Room for work-life balance improvement

by 03 Aug 2010

The work-life balance of Australian workers is worsening despite the growing awareness around its importance.

According the latest national survey of Australian workers by the University of South Australia, a quarter of full-time women and one fifth of full-time men are dissatisfied with their work-life balance – significantly more than three years ago.

Professor Barbara Pocock, a co-author of the report, said the economic slowdown has not been associated with less work-life interference for working Australians.

“Unfortunately negative work-life interference appears to be recession-proof.

“Despite the 2008-09 international economic downturn, and a decline in total hours worked, work-life interference has not declined. Australian GDP has continued the relatively robust growth of the past decade. However, there has been a redistribution of GDP from wages to profits, with the profit share of GDP now at a record level, in part reflecting falling unit labour cost and rising employee productivity.”
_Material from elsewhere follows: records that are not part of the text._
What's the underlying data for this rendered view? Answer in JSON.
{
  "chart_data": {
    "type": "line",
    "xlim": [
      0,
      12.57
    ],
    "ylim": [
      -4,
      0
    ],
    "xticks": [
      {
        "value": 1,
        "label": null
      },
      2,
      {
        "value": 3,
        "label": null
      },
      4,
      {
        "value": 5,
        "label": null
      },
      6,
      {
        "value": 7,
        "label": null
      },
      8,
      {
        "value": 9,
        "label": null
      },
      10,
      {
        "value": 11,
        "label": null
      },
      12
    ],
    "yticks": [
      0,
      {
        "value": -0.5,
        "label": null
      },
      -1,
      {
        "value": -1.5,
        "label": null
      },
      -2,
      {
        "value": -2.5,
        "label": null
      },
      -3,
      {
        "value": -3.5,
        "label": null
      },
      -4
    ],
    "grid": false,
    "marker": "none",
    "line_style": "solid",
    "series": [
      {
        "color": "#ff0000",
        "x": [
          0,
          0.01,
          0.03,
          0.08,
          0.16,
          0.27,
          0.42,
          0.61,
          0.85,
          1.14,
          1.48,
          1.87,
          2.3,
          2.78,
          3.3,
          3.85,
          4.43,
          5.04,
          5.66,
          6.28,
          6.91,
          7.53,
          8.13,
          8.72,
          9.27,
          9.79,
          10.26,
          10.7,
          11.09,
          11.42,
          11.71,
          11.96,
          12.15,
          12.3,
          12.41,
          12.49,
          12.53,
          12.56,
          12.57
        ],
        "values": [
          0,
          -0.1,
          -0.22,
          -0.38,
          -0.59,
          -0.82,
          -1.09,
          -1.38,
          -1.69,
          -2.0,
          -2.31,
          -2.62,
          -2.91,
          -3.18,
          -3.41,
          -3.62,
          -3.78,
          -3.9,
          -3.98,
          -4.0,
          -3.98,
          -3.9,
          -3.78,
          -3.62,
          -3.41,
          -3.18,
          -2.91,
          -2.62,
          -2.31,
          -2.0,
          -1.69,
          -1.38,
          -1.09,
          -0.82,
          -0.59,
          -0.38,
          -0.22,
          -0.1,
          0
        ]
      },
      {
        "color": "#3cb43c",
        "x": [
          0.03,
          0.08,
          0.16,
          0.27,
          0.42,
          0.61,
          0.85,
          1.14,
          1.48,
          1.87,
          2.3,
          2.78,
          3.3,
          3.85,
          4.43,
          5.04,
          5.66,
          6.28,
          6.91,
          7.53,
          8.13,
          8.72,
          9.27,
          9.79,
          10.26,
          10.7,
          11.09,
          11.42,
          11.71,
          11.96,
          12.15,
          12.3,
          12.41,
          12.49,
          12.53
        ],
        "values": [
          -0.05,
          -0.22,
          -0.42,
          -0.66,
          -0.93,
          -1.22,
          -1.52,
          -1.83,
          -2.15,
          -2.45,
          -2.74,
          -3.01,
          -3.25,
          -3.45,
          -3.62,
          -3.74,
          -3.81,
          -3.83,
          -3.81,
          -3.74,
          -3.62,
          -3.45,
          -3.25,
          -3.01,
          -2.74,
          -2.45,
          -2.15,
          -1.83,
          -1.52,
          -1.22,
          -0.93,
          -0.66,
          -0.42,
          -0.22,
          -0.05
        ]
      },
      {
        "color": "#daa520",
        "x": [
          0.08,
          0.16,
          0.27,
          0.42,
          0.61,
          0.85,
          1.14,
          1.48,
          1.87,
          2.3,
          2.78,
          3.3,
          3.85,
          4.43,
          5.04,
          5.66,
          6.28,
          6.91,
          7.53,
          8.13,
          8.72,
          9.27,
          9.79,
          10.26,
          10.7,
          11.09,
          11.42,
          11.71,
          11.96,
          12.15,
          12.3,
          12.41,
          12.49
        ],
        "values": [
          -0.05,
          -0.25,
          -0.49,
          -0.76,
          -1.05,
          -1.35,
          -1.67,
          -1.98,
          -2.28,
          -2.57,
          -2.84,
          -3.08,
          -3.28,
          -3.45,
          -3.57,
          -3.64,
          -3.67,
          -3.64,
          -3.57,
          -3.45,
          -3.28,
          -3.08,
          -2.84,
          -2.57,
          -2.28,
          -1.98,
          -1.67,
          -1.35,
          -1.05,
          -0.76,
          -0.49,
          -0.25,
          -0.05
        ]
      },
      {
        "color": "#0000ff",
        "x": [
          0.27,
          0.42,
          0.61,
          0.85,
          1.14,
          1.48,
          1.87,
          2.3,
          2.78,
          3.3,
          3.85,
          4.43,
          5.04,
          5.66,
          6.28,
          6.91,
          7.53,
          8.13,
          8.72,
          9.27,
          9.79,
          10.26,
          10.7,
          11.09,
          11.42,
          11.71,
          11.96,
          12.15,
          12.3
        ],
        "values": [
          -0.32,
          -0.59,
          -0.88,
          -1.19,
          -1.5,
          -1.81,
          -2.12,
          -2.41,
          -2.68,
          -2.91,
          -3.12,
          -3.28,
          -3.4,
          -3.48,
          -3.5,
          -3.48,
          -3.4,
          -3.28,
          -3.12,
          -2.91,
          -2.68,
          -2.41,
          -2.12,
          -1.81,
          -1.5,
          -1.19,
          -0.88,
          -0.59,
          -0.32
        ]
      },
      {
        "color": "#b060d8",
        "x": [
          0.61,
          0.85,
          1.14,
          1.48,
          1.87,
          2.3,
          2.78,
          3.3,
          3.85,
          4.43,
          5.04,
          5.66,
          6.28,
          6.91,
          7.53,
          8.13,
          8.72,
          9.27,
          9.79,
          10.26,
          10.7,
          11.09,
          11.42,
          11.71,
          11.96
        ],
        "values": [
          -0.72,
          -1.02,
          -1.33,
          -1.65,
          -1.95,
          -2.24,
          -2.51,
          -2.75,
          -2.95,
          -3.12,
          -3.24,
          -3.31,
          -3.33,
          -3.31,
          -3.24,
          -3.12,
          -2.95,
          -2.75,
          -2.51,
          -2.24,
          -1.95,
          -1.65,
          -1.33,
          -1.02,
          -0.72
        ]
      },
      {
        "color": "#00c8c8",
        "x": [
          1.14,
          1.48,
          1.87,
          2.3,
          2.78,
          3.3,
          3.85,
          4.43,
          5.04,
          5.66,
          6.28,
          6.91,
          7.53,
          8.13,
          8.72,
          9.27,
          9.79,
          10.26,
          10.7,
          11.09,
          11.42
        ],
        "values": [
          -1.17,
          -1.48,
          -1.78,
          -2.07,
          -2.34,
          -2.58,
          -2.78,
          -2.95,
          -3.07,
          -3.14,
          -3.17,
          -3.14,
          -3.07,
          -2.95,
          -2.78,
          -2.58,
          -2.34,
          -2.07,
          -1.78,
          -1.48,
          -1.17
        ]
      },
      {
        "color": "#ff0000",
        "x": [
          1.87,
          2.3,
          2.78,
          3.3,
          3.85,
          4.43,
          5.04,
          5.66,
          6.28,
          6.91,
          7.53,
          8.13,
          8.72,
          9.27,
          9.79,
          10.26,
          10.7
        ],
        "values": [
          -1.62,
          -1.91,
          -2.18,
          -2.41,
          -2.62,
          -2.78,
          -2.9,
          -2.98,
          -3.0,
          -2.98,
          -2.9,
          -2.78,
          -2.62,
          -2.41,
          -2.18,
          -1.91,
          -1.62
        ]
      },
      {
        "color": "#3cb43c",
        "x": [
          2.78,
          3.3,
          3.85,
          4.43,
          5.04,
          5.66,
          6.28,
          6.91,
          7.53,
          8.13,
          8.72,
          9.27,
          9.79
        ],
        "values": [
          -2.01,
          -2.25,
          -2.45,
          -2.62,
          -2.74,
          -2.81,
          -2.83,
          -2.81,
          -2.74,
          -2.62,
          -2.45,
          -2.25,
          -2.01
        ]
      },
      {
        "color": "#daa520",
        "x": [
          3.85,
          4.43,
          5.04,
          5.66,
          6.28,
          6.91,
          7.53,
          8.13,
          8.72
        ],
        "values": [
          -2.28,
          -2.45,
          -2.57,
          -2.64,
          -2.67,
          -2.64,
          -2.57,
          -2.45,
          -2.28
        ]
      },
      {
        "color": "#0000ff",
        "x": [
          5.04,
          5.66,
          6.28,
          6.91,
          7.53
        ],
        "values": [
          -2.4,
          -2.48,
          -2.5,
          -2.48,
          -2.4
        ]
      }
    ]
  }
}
The Work and Life Index 2010 shows that over one quarter of full-time workers put in 48 hours or more a week, and many employees are working more than they would prefer. Most workers – including older employees – are not eager to increase their hours of work.

Pocock said while policy makers are interested in increasing labour market participation, many workers have other plans, often because their workplaces are too demanding, inflexible or make it hard to combine work with the rest of life.

Fellow report author, Natalie Skinner, said: “Many Australian workers want to cut their hours – and this will improve work-life outcomes for many, especially those working long hours, or more than they would like. For others, improved flexibility, better quality jobs and more supportive supervision and work cultures will be beneficial.”

Commenting on the report, ACTU president Ged Kearney said working Australians are under too much pressure at work and families are suffering as a result.

“The pressure of work, casualisation and a lack of job security means workers are under enormous stress and their families are suffering.

“It’s getting harder, not easier for working people and this is having a negative effect on children, our families and the whole Australian community.”